By contrast, the Controls Focused sourcing organization adds value to the company by ensuring that contracts and deals meet internal compliance guidelines, regulatory requirements, and mitigate risk to the company. In this model, skilled Contract Specialists, Legal, Risk, and Compliance Analysts concentrate on contracts being negotiated and/or those that have been negotiated to ensure that risk exposure is eliminated or minimized for the company. Given this concentration, there is little need for an in-depth understanding of the supplier marketplace or expertise in business operations. The business comes to the Controls Focused sourcing organization once decisions about suppliers and projects have been made because (1) Sourcing is viewed as having more expertise in contract negotiations and (2) Sourcing typically has the final sign-off or approval for contracts. Consequently, the Controls Focused sourcing organization is typically the focal point for the execution of risk mitigation strategies and they rely on their experts to move deals through the maze of internal requirements and controls that exist in all companies.
Sourcing and procurement organizations evolve in much the same way. Most, if not all sourcing and procurement organizations begin as controls focused ones. Start up and young businesses are focused on controls related to the payment of invoices.

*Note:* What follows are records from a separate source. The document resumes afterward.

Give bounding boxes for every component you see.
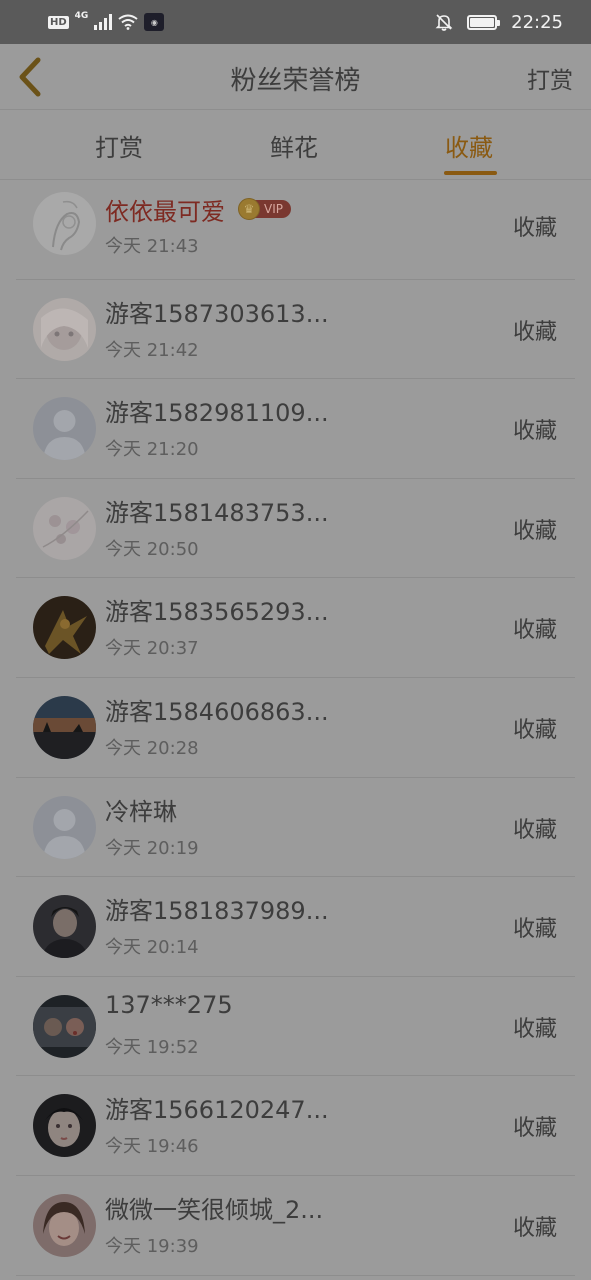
favorite-time: 今天 19:52 xyxy=(105,1036,199,1058)
page-title: 粉丝荣誉榜 xyxy=(230,66,361,96)
user-name: 游客1582981109... xyxy=(105,399,329,428)
favorite-label: 收藏 xyxy=(512,1116,557,1142)
active-tab-indicator xyxy=(444,171,497,175)
girl-face-avatar[interactable] xyxy=(33,1094,96,1158)
user-name: 游客1584606863... xyxy=(105,697,329,726)
list-item[interactable]: 依依最可爱 ♛ VIP 今天 21:43 收藏 xyxy=(0,180,591,280)
battery-icon xyxy=(467,14,501,30)
header-bar: 粉丝荣誉榜 打赏 xyxy=(0,44,591,110)
list-item[interactable]: 微微一笑很倾城_2... 今天 19:39 收藏 xyxy=(0,1176,591,1276)
wifi-icon xyxy=(118,14,138,30)
favorite-time: 今天 21:42 xyxy=(105,339,199,361)
movie-still-avatar[interactable] xyxy=(33,994,96,1058)
favorite-label: 收藏 xyxy=(512,1016,557,1042)
favorite-label: 收藏 xyxy=(512,419,557,445)
user-name: 游客1566120247... xyxy=(105,1096,329,1125)
sunset-avatar[interactable] xyxy=(33,695,96,759)
network-type: 4G xyxy=(74,11,89,21)
list-item[interactable]: 游客1583565293... 今天 20:37 收藏 xyxy=(0,578,591,678)
signal-icon xyxy=(94,14,113,30)
fan-list: 依依最可爱 ♛ VIP 今天 21:43 收藏 游客1587303613... … xyxy=(0,180,591,1276)
list-item[interactable]: 游客1581483753... 今天 20:50 收藏 xyxy=(0,479,591,579)
list-item[interactable]: 游客1566120247... 今天 19:46 收藏 xyxy=(0,1076,591,1176)
list-item[interactable]: 游客1582981109... 今天 21:20 收藏 xyxy=(0,379,591,479)
favorite-time: 今天 19:39 xyxy=(105,1235,199,1257)
status-time: 22:25 xyxy=(511,11,563,33)
default-user-avatar[interactable] xyxy=(33,795,96,859)
favorite-label: 收藏 xyxy=(512,817,557,843)
favorite-label: 收藏 xyxy=(512,618,557,644)
list-item[interactable]: 游客1584606863... 今天 20:28 收藏 xyxy=(0,678,591,778)
dancer-avatar[interactable] xyxy=(33,596,96,660)
smiling-girl-avatar[interactable] xyxy=(33,1193,96,1257)
vip-badge: ♛ VIP xyxy=(238,198,291,220)
app-icon: ◉ xyxy=(144,13,165,31)
favorite-time: 今天 19:46 xyxy=(105,1136,199,1158)
status-bar: HD 4G ◉ 22:25 xyxy=(0,0,591,44)
user-name: 游客1583565293... xyxy=(105,598,329,627)
user-name: 137***275 xyxy=(105,990,233,1019)
list-item[interactable]: 冷梓琳 今天 20:19 收藏 xyxy=(0,778,591,878)
favorite-time: 今天 20:19 xyxy=(105,837,199,859)
mute-bell-icon xyxy=(435,14,453,31)
user-name: 游客1581483753... xyxy=(105,498,329,527)
hd-badge: HD xyxy=(48,15,69,29)
flower-avatar[interactable] xyxy=(33,496,96,560)
favorite-label: 收藏 xyxy=(512,518,557,544)
list-item[interactable]: 游客1581837989... 今天 20:14 收藏 xyxy=(0,877,591,977)
user-name: 依依最可爱 xyxy=(105,198,225,226)
favorite-time: 今天 20:14 xyxy=(105,937,199,959)
user-name: 冷梓琳 xyxy=(105,797,177,826)
favorite-label: 收藏 xyxy=(512,917,557,943)
tab-flowers[interactable]: 鲜花 xyxy=(270,128,318,163)
favorite-label: 收藏 xyxy=(512,1215,557,1241)
favorite-time: 今天 21:20 xyxy=(105,439,199,461)
tab-bar: 打赏 鲜花 收藏 xyxy=(0,110,591,180)
tab-reward[interactable]: 打赏 xyxy=(95,128,143,163)
favorite-time: 今天 20:37 xyxy=(105,638,199,660)
user-name: 微微一笑很倾城_2... xyxy=(105,1195,324,1224)
user-name: 游客1587303613... xyxy=(105,299,329,328)
favorite-time: 今天 21:43 xyxy=(105,236,199,257)
favorite-label: 收藏 xyxy=(512,717,557,743)
user-name: 游客1581837989... xyxy=(105,897,329,926)
list-item[interactable]: 游客1587303613... 今天 21:42 收藏 xyxy=(0,280,591,380)
crown-icon: ♛ xyxy=(238,198,260,220)
tab-favorites[interactable]: 收藏 xyxy=(445,128,493,163)
default-user-avatar[interactable] xyxy=(33,397,96,461)
favorite-label: 收藏 xyxy=(512,216,557,241)
sketch-girl-avatar[interactable] xyxy=(33,192,96,255)
screen: HD 4G ◉ 22:25 粉丝荣誉榜 打赏 打赏 鲜花 收藏 依依最可爱 ♛ … xyxy=(0,0,591,1280)
favorite-time: 今天 20:50 xyxy=(105,538,199,560)
reward-button[interactable]: 打赏 xyxy=(527,61,573,95)
list-item[interactable]: 137***275 今天 19:52 收藏 xyxy=(0,977,591,1077)
favorite-time: 今天 20:28 xyxy=(105,737,199,759)
boy-photo-avatar[interactable] xyxy=(33,895,96,959)
anime-girl-avatar[interactable] xyxy=(33,297,96,361)
favorite-label: 收藏 xyxy=(512,319,557,345)
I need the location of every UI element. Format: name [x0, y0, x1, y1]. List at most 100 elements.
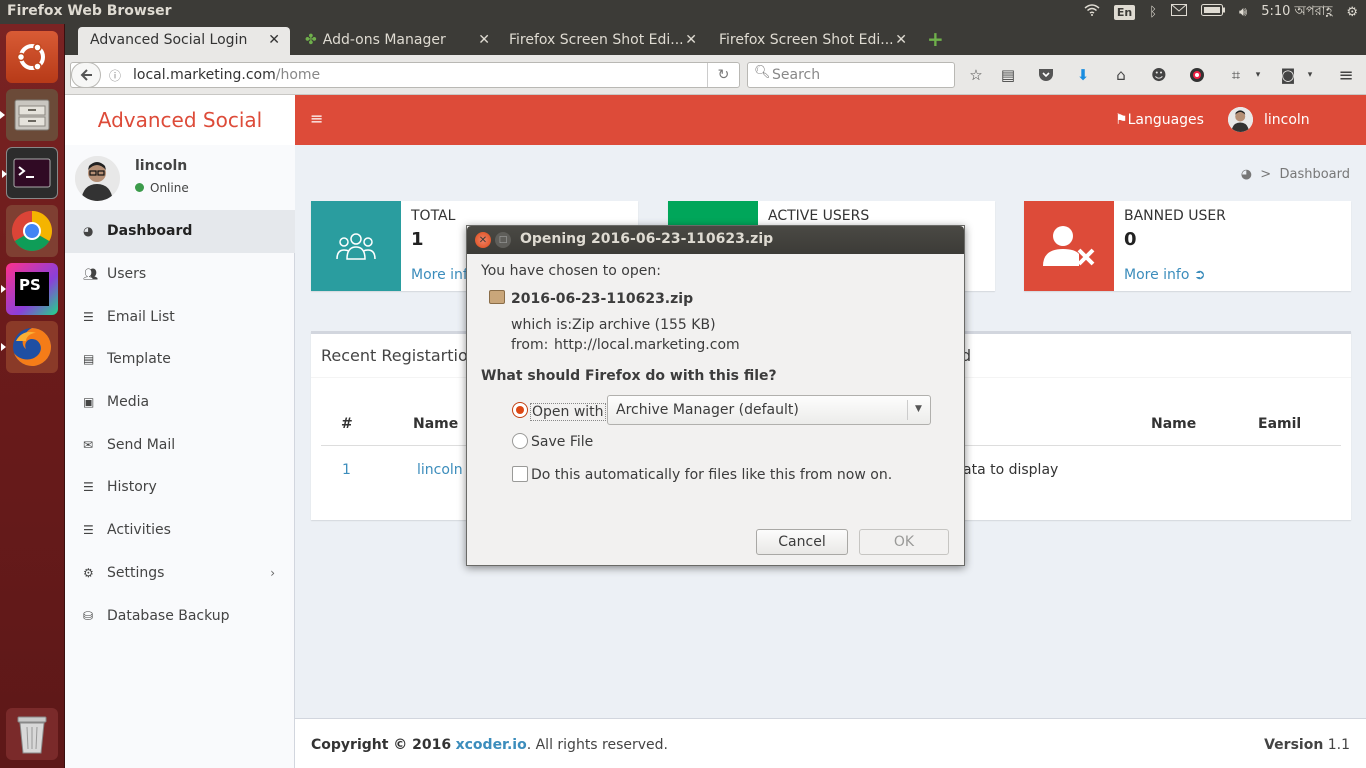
- url-host: local.marketing.com: [133, 67, 276, 83]
- phpstorm-icon[interactable]: PS: [1, 263, 58, 315]
- chrome-icon[interactable]: [6, 205, 58, 257]
- pocket-icon[interactable]: [1035, 64, 1057, 86]
- sidebar-item-label: Send Mail: [107, 436, 176, 453]
- sidebar-item-users[interactable]: 👥︎ Users: [65, 253, 295, 296]
- header-user-name[interactable]: lincoln: [1264, 112, 1310, 128]
- unity-launcher: PS: [0, 24, 65, 768]
- keyboard-layout-indicator[interactable]: En: [1113, 4, 1136, 20]
- sidebar-item-history[interactable]: ☰ History: [65, 466, 295, 509]
- sidebar-menu: ◕ Dashboard 👥︎ Users ☰ Email List ▤ Template…: [65, 210, 295, 637]
- column-header-name-2: Name: [1151, 416, 1197, 432]
- header-avatar[interactable]: [1228, 107, 1253, 132]
- clock[interactable]: 5:10 অপরাহ্ণ: [1261, 2, 1332, 23]
- back-arrow-icon[interactable]: [71, 62, 101, 88]
- camera-icon[interactable]: ◙: [1277, 64, 1299, 86]
- url-bar[interactable]: ⓘ local.marketing.com/home ↻: [70, 62, 740, 88]
- table-cell-number: 1: [342, 462, 351, 478]
- camera-dropdown-icon[interactable]: ▾: [1299, 64, 1321, 86]
- tab-addons-manager[interactable]: ✤ Add-ons Manager ✕: [293, 27, 500, 55]
- maximize-icon[interactable]: □: [495, 232, 511, 248]
- tab-strip: Advanced Social Login ✕ ✤ Add-ons Manager…: [65, 24, 1366, 55]
- close-icon[interactable]: ✕: [475, 232, 491, 248]
- downloads-icon[interactable]: ⬇: [1072, 64, 1094, 86]
- ok-button[interactable]: OK: [859, 529, 949, 555]
- app-logo[interactable]: Advanced Social: [65, 95, 295, 145]
- sidebar-item-label: Activities: [107, 522, 171, 539]
- color-wheel-icon[interactable]: [1186, 64, 1208, 86]
- wifi-icon[interactable]: [1084, 4, 1100, 20]
- dashboard-icon: ◕: [83, 224, 94, 239]
- tab-screenshot-editor-1[interactable]: Firefox Screen Shot Edi... ✕: [497, 27, 707, 55]
- trash-icon[interactable]: [6, 708, 58, 760]
- sidebar-item-label: Database Backup: [107, 607, 230, 624]
- tab-close-icon[interactable]: ✕: [478, 32, 490, 48]
- bookmarks-list-icon[interactable]: ▤: [997, 64, 1019, 86]
- users-icon: 👥︎: [83, 267, 99, 282]
- sidebar-item-activities[interactable]: ☰ Activities: [65, 509, 295, 552]
- database-icon: ⛁: [83, 608, 94, 623]
- tab-close-icon[interactable]: ✕: [268, 32, 280, 48]
- avatar: [75, 156, 120, 201]
- tab-advanced-social-login[interactable]: Advanced Social Login ✕: [78, 27, 290, 55]
- open-with-label[interactable]: Open with: [530, 403, 606, 421]
- sidebar-item-settings[interactable]: ⚙ Settings ›: [65, 552, 295, 595]
- sidebar-toggle-icon[interactable]: ≡: [310, 109, 323, 128]
- tab-close-icon[interactable]: ✕: [685, 32, 697, 48]
- search-bar[interactable]: 🔍︎ Search: [747, 62, 955, 88]
- new-tab-icon[interactable]: +: [917, 27, 947, 55]
- sidebar-item-send-mail[interactable]: ✉ Send Mail: [65, 423, 295, 466]
- chat-icon[interactable]: ☻: [1148, 64, 1170, 86]
- hamburger-menu-icon[interactable]: ≡: [1335, 64, 1357, 86]
- volume-icon[interactable]: 🔊︎: [1239, 5, 1247, 20]
- breadcrumb-current: Dashboard: [1279, 167, 1350, 182]
- sidebar-item-database-backup[interactable]: ⛁ Database Backup: [65, 594, 295, 637]
- terminal-icon[interactable]: [2, 147, 58, 199]
- bookmark-star-icon[interactable]: ☆: [965, 64, 987, 86]
- chosen-text: You have chosen to open:: [481, 263, 661, 279]
- home-icon[interactable]: ⌂: [1110, 64, 1132, 86]
- open-with-radio[interactable]: [512, 402, 528, 418]
- sidebar-item-media[interactable]: ▣ Media: [65, 381, 295, 424]
- mail-icon[interactable]: [1171, 4, 1188, 20]
- cancel-button[interactable]: Cancel: [756, 529, 848, 555]
- online-status-icon: [135, 183, 144, 192]
- copyright-suffix: . All rights reserved.: [526, 737, 669, 753]
- tab-close-icon[interactable]: ✕: [895, 32, 907, 48]
- copyright-prefix: Copyright © 2016: [311, 737, 452, 753]
- ubuntu-dash-icon[interactable]: [6, 31, 58, 83]
- tab-screenshot-editor-2[interactable]: Firefox Screen Shot Edi... ✕: [707, 27, 917, 55]
- from-value: http://local.marketing.com: [554, 337, 740, 353]
- window-title: Firefox Web Browser: [7, 3, 172, 19]
- stat-box-banned-user: BANNED USER 0 More info ➲: [1024, 201, 1351, 291]
- settings-gear-icon[interactable]: ⚙: [1346, 5, 1358, 20]
- auto-checkbox[interactable]: [512, 466, 528, 482]
- company-link[interactable]: xcoder.io: [456, 737, 527, 753]
- bluetooth-icon[interactable]: ᛒ: [1149, 5, 1157, 20]
- open-with-app-select[interactable]: Archive Manager (default) ▼: [607, 395, 931, 425]
- dashboard-icon[interactable]: ◕: [1241, 167, 1252, 182]
- panel-title: Recent Registartion: [321, 346, 478, 365]
- save-file-radio[interactable]: [512, 433, 528, 449]
- firefox-icon[interactable]: [1, 321, 58, 373]
- which-is-label: which is:: [511, 317, 573, 333]
- files-icon[interactable]: [0, 89, 58, 141]
- more-info-link[interactable]: More info ➲: [1124, 267, 1206, 283]
- list-icon: ☰: [83, 309, 94, 324]
- auto-label[interactable]: Do this automatically for files like thi…: [531, 467, 892, 483]
- sidebar-item-label: Email List: [107, 308, 175, 325]
- sidebar-item-dashboard[interactable]: ◕ Dashboard: [65, 210, 295, 253]
- reload-icon[interactable]: ↻: [707, 63, 739, 87]
- url-text[interactable]: local.marketing.com/home: [133, 67, 320, 83]
- sidebar-item-email-list[interactable]: ☰ Email List: [65, 295, 295, 338]
- crop-icon[interactable]: ⌗: [1225, 64, 1247, 86]
- site-info-icon[interactable]: ⓘ: [109, 67, 121, 84]
- sidebar-item-template[interactable]: ▤ Template: [65, 338, 295, 381]
- user-status-text: Online: [150, 181, 189, 195]
- battery-icon[interactable]: [1201, 4, 1226, 20]
- gears-icon: ⚙: [83, 565, 94, 580]
- save-file-label[interactable]: Save File: [531, 434, 593, 450]
- crop-dropdown-icon[interactable]: ▾: [1247, 64, 1269, 86]
- sidebar-item-label: Users: [107, 266, 147, 283]
- table-cell-name-link[interactable]: lincoln: [417, 462, 463, 478]
- languages-menu[interactable]: ⚑Languages: [1115, 112, 1204, 128]
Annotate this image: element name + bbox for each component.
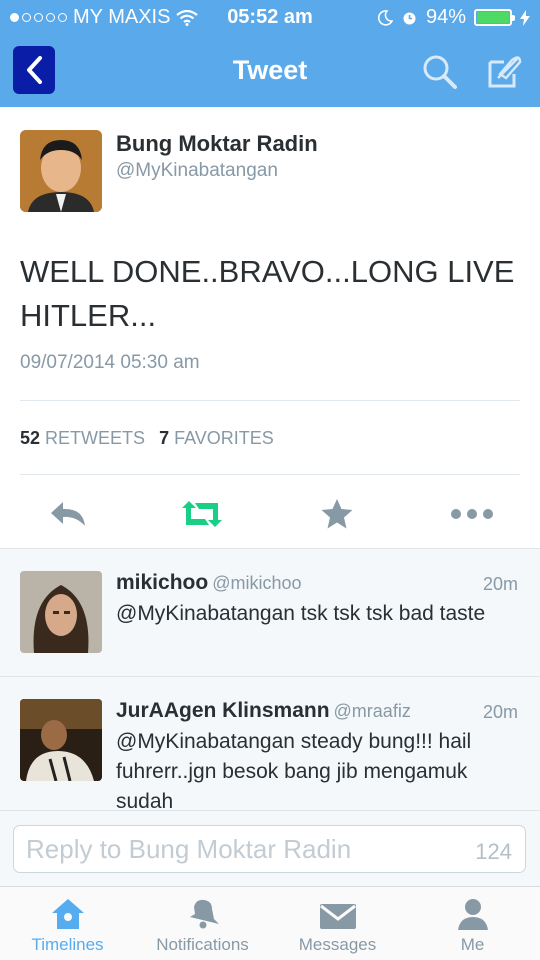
reply-author-name: JurAAgen Klinsmann: [116, 699, 330, 722]
reply-char-count: 124: [475, 839, 512, 864]
tab-label: Me: [460, 935, 485, 954]
favorite-count: 7: [159, 428, 170, 448]
reply-author-handle: @mikichoo: [212, 573, 302, 593]
tab-label: Notifications: [156, 935, 249, 954]
home-icon: [51, 899, 84, 929]
divider: [0, 676, 540, 677]
reply-avatar[interactable]: [20, 571, 102, 653]
retweet-label: RETWEETS: [45, 428, 146, 448]
status-bar: MY MAXIS 05:52 am 94%: [0, 0, 540, 36]
author-avatar[interactable]: [20, 130, 102, 212]
person-icon: [457, 899, 488, 930]
reply-input[interactable]: [13, 825, 526, 873]
tab-label: Timelines: [31, 935, 104, 954]
tweet-actions: [0, 490, 540, 536]
retweet-button[interactable]: [177, 494, 227, 534]
retweet-icon: [182, 501, 222, 527]
alarm-icon: [403, 12, 416, 25]
envelope-icon: [319, 904, 356, 929]
tab-label: Messages: [298, 935, 377, 954]
favorite-label: FAVORITES: [174, 428, 274, 448]
author-name[interactable]: Bung Moktar Radin: [116, 131, 318, 157]
reply-author-name: mikichoo: [116, 571, 209, 594]
favorite-button[interactable]: [312, 494, 362, 534]
tab-messages[interactable]: Messages: [270, 887, 405, 960]
search-icon: [423, 55, 457, 89]
battery-percent: 94%: [425, 6, 466, 28]
reply-time: 20m: [482, 574, 518, 594]
tab-me[interactable]: Me: [405, 887, 540, 960]
tweet-stats: 52 RETWEETS 7 FAVORITES: [20, 428, 274, 449]
author-handle[interactable]: @MyKinabatangan: [116, 160, 278, 182]
status-right: 94%: [377, 6, 530, 29]
reply-button[interactable]: [43, 494, 93, 534]
more-button[interactable]: [447, 494, 497, 534]
tweet-text: WELL DONE..BRAVO...LONG LIVE HITLER...: [20, 254, 515, 333]
more-icon: [451, 509, 493, 519]
reply-avatar-image: [20, 699, 102, 781]
tab-bar: Timelines Notifications Messages Me: [0, 886, 540, 960]
divider: [20, 474, 520, 475]
tweet-timestamp: 09/07/2014 05:30 am: [20, 352, 200, 373]
reply-text: @MyKinabatangan steady bung!!! hail fuhr…: [116, 730, 472, 813]
reply-author[interactable]: JurAAgen Klinsmann @mraafiz: [116, 699, 411, 723]
reply-time: 20m: [482, 702, 518, 722]
charging-bolt-icon: [520, 9, 530, 26]
reply-avatar[interactable]: [20, 699, 102, 781]
reply-avatar-image: [20, 571, 102, 653]
compose-icon: [488, 56, 522, 88]
retweet-count: 52: [20, 428, 41, 448]
reply-composer: 124: [0, 810, 540, 886]
reply-author[interactable]: mikichoo @mikichoo: [116, 571, 301, 595]
divider: [20, 400, 520, 401]
retweets-stat[interactable]: 52 RETWEETS: [20, 428, 145, 449]
tab-notifications[interactable]: Notifications: [135, 887, 270, 960]
tab-timelines[interactable]: Timelines: [0, 887, 135, 960]
replies-list: mikichoo @mikichoo 20m @MyKinabatangan ts…: [0, 548, 540, 813]
compose-button[interactable]: [484, 52, 524, 92]
bell-icon: [189, 899, 219, 929]
search-button[interactable]: [420, 52, 460, 92]
top-bar: MY MAXIS 05:52 am 94% Tweet: [0, 0, 540, 107]
battery-icon: [474, 9, 515, 26]
author-avatar-image: [20, 130, 102, 212]
reply-icon: [51, 502, 85, 526]
moon-icon: [377, 9, 393, 26]
favorites-stat[interactable]: 7 FAVORITES: [159, 428, 274, 449]
favorite-star-icon: [321, 499, 353, 529]
reply-author-handle: @mraafiz: [333, 701, 411, 721]
reply-text: @MyKinabatangan tsk tsk tsk bad taste: [116, 602, 486, 625]
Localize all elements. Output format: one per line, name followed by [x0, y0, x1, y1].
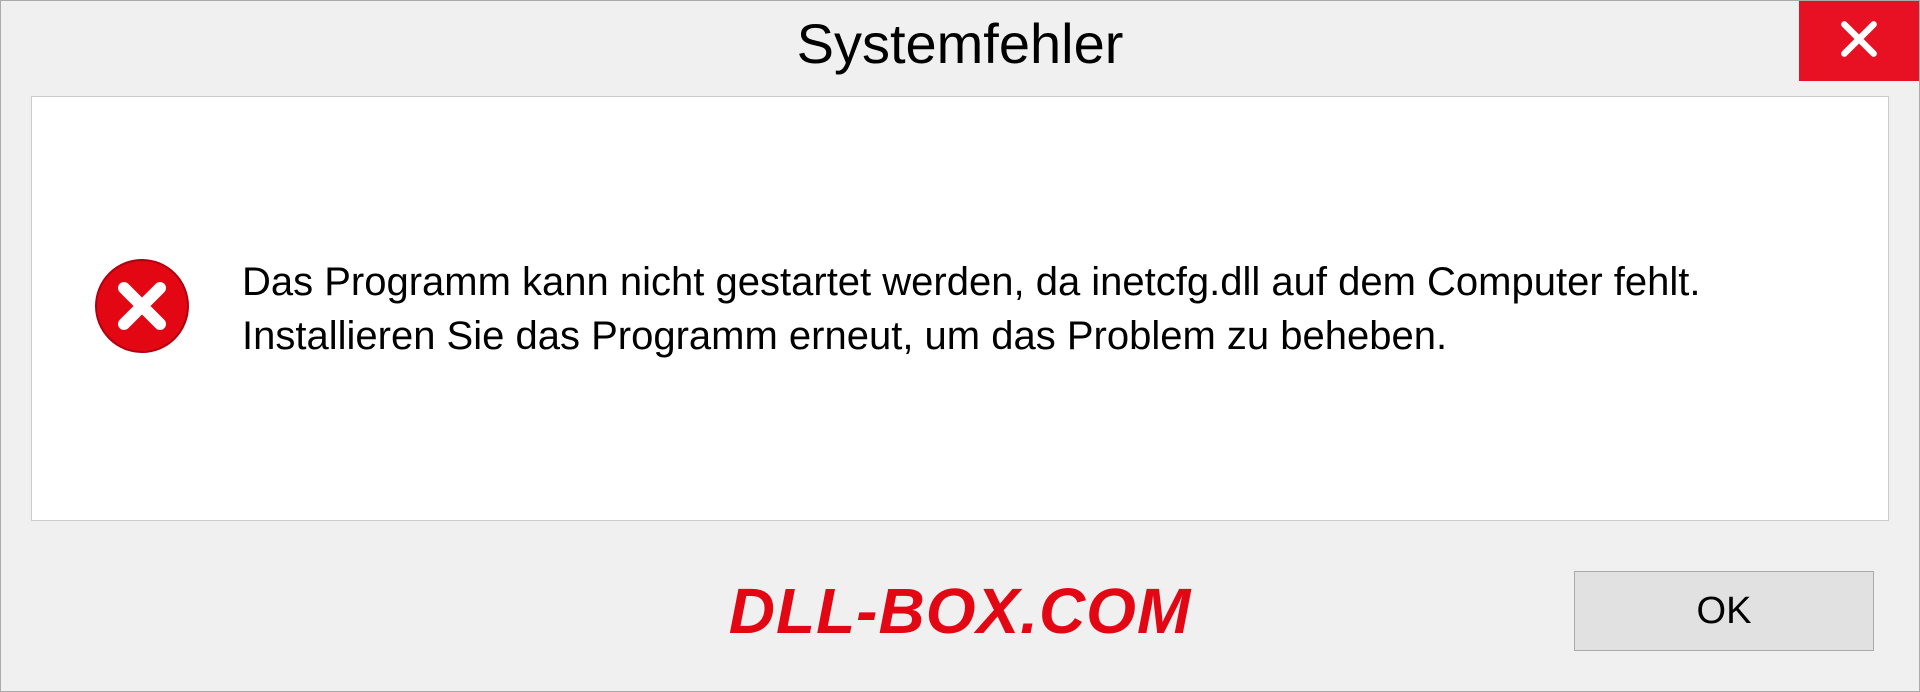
ok-button[interactable]: OK [1574, 571, 1874, 651]
error-dialog: Systemfehler Das Programm kann nicht ges… [0, 0, 1920, 692]
close-icon [1837, 17, 1881, 66]
close-button[interactable] [1799, 1, 1919, 81]
error-icon [92, 256, 192, 361]
message-panel: Das Programm kann nicht gestartet werden… [31, 96, 1889, 521]
dialog-footer: DLL-BOX.COM OK [1, 551, 1919, 691]
dialog-title: Systemfehler [797, 11, 1124, 76]
titlebar: Systemfehler [1, 1, 1919, 96]
error-message: Das Programm kann nicht gestartet werden… [242, 255, 1828, 363]
watermark-text: DLL-BOX.COM [729, 574, 1192, 648]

These businesses typically start with the simplest processes to route and approve invoices – securing approval to pay. In these organizations, there are typically few savings focused strategies applied. Over time as these businesses grow and mature, they begin to focus less on back end controls and more on front end approvals – approval to spend. As a result of the focus on approval to spend, organizations are created to support the business’ desire to save more with each transaction. Hence, over time, the sourcing and procurement operations become less controls and more savings centric. This is not to say that these companies compromise on controls, they move the control point earlier in the process, before the decision to commit the company’s funds have been made, a point where the company has more leverage over its purchases.
Which is Better?
The general consensus is that sourcing organizations move along the spectrum of savings and control. As markets change and company strategies prove successful or not, the focus of Sourcing adapts to help the company optimize its position regardless of market conditions. This movement along the spectrum is also influenced by the maturity of markets. More mature markets are typically more savings focused while less mature ones tend to be more controls focused.
Both models are able to add value depending on business needs or requirements. Many Controls Focused organizations also support the budgeting and planning process with data that enables better decision making. And many Savings Focused organizations provide contracting support to optimize terms and conditions and mitigate risk. The vast majority of sourcing organizations, in fact, operate in both camps depending on the deal and market conditions facing the business. When times are good, sourcing organizations tend to focus on improving transparency and enable stronger controls. At other times, sourcing organizations focus on optimizing supplier value. The keys for organizations operating under both models are based on understanding their value-add, their role, and their execution. And being flexible enough to move from one model to the other based on changing business needs is critical to the overall success of the business.